I went to the same school straight from kindergarten to grade 12. It wasn't a terrible time in my life, but it definitely wasn't the best time of my life. I wasn't a cool kid, and didn't have much of a social life. I don't feel like my first school story shaped me very much. I was shy and awkward most of the time, and probably tried to hard to fit in. I graduated in 1998.
In 2000, I started a new schooling adventure. After two years off, I went back to school. I started classes at the University of Regina. I had a student loan for all four years, and worked weekends and some evenings in the deli department of a grocery store. I wasn't sure what my major would be, but eventually decided on English. It fit the best. I really enjoyed all my psychology classes as well. There were a few courses I enjoyed that surprised me. I took Canadian history and Economics because they were required, and I really enjoyed both of them. I was dating G at the time, and I always lived off campus. I always hear stories about how great living in a residence was, and I feel bad that I never experienced it. G didn't go to University so I didn't do a lot of partying with my fellow classmates. Although I was never in the same class more than once with most of them. That was probably good. I worked hard those years, and finally graduated in 2004 with a BA in English. Strangely enough, my first year was the best. I had the best grades, and enjoyed my classes. I loved life in University. I didn't make a lot of friends (although I did at work), but I still really loved it.

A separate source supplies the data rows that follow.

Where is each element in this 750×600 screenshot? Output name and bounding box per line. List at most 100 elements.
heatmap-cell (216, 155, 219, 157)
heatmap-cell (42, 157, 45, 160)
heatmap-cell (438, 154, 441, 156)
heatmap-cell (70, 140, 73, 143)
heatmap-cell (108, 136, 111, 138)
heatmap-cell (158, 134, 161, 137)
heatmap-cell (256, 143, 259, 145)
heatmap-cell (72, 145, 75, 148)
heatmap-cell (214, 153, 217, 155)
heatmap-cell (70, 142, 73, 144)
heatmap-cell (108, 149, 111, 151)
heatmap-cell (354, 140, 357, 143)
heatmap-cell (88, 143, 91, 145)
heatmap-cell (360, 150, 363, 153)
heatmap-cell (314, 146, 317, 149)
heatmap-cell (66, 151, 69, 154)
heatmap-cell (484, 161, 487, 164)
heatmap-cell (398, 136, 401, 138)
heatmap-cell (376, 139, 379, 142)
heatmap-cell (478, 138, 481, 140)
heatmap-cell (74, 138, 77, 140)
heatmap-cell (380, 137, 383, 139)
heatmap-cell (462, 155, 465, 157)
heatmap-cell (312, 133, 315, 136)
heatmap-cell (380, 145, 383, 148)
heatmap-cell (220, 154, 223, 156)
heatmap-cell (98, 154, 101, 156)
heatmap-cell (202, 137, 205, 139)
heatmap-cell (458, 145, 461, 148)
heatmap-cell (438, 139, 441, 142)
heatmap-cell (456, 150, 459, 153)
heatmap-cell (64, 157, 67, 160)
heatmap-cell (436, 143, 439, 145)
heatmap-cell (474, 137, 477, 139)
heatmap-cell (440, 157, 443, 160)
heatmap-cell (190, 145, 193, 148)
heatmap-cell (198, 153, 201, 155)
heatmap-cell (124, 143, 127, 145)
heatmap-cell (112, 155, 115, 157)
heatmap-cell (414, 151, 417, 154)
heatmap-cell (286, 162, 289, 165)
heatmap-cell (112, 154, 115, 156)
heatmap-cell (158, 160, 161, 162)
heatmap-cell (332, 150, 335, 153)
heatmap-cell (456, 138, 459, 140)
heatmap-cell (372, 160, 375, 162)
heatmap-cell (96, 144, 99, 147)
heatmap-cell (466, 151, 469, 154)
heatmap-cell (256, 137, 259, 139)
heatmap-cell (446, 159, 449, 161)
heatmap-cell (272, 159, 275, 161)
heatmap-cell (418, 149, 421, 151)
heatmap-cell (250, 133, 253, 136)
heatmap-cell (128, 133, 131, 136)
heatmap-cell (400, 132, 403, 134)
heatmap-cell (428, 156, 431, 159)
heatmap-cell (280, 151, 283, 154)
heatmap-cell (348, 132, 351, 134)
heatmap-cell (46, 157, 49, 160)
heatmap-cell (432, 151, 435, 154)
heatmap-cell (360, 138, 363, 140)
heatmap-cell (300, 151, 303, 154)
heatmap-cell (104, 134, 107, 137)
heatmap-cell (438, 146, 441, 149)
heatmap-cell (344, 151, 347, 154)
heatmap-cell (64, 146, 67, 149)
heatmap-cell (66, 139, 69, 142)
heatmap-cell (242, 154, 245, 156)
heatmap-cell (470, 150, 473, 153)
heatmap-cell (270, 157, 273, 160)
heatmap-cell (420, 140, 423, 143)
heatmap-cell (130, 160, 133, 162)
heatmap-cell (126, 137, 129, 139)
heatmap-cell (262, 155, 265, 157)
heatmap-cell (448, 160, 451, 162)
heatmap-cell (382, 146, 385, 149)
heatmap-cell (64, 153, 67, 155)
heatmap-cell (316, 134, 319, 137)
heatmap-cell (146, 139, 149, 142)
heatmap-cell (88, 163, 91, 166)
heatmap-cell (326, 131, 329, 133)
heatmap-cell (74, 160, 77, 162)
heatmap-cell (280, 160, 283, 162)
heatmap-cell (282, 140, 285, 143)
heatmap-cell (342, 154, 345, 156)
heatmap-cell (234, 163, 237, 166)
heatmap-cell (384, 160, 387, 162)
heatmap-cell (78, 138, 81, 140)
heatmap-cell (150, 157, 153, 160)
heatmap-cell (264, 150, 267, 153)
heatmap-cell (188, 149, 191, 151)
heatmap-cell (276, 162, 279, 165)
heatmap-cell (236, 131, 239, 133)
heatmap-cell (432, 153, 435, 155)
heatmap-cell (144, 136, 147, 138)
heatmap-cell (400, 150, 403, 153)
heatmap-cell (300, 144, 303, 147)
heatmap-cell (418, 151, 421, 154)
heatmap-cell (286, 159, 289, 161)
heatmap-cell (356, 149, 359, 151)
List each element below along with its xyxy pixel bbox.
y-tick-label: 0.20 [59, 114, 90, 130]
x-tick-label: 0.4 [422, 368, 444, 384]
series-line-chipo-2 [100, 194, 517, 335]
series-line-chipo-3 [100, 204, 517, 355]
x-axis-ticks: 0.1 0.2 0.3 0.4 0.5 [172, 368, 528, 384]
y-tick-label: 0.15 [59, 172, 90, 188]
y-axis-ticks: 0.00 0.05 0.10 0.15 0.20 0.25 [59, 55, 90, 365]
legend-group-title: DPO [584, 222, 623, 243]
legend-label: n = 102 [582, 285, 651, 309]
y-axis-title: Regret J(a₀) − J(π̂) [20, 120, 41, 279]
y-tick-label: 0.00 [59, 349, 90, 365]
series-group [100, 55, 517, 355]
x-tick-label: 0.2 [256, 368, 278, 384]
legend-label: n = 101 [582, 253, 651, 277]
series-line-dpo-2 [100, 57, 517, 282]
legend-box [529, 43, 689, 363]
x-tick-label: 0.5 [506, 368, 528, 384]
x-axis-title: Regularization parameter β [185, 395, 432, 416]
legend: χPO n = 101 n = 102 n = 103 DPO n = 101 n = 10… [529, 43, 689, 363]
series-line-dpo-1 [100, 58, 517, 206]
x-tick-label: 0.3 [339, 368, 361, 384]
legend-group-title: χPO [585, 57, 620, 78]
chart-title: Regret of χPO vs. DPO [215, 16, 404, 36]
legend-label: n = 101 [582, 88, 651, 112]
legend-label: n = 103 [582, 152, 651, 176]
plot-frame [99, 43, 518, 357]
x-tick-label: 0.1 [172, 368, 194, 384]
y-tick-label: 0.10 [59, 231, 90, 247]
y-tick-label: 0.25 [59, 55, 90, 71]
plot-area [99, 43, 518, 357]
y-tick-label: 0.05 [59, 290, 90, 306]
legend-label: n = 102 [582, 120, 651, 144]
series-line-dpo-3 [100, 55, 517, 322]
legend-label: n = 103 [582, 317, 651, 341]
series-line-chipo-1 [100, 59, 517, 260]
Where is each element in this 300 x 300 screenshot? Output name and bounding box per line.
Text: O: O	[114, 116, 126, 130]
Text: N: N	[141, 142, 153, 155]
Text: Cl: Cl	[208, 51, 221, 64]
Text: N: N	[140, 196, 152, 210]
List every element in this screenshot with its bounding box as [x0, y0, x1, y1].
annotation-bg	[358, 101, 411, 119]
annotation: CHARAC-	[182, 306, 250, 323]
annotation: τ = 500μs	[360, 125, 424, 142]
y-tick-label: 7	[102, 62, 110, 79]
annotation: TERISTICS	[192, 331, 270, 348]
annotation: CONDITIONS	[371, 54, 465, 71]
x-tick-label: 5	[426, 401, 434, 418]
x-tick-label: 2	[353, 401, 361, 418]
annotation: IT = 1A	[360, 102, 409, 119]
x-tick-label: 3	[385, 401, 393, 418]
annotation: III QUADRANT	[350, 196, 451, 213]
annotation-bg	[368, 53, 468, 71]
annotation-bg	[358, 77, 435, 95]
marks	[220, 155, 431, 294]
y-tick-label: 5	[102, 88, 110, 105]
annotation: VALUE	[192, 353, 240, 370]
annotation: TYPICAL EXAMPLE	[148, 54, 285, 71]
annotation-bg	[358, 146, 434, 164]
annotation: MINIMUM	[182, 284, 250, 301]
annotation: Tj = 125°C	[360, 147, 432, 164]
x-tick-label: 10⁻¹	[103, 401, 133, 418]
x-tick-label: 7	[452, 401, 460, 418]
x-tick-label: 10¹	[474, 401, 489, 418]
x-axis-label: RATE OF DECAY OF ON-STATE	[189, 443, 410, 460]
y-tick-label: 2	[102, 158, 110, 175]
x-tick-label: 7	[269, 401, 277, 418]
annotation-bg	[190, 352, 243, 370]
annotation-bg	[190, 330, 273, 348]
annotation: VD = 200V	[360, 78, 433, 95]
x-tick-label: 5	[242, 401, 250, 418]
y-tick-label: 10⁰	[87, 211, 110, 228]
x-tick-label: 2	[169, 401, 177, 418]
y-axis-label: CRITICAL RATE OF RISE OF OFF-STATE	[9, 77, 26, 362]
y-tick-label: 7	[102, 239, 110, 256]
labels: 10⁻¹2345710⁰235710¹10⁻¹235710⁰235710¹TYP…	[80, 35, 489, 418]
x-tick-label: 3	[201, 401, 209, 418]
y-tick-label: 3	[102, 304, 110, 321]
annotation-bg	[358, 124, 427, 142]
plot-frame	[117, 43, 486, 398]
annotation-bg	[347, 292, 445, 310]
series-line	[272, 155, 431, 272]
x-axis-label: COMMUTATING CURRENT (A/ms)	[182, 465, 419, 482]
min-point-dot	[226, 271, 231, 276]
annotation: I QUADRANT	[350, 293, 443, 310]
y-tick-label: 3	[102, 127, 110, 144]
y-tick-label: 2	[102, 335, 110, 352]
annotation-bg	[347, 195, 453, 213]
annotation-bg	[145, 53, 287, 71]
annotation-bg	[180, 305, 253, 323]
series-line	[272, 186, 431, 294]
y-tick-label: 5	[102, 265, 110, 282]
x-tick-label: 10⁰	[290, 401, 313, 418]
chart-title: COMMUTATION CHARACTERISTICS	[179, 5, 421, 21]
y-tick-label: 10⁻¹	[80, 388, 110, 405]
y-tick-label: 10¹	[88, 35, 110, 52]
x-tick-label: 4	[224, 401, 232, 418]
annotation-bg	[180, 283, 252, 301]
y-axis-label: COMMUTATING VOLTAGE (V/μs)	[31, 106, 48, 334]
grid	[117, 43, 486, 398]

I went back to school in 2007. After teaching English in South Korea, I realised when I came back that it's hard to find a job with an English degree. I worked at a furniture store, and had another loan. This time the loan was from the bank. In case anybody is wondering how the two compare, I would choose a Student Line of Credit over a government loan any day. This time I went to Broadcasting school. I was choosing a school that would give me a career this time. A hands on course to teach me radio and television broadcasting. I chose a career that doesn't make a lot of money, but I also chose one I love. It was a six month course. I hated the way it was run, and the way the teachers spoke to people, but I enjoyed learning about radio. I also got a job out of it. They helped me find one, and that's pretty great. I was definitely the oldest 'kid' in school, but it was smaller and we were in the same class every day, so it gave me time to learn about my classmates.
That's my school story. I went to three different schools, and have a high school diploma, a university degree, and a broadcasting diploma. Well worth it. I enjoyed all my learning.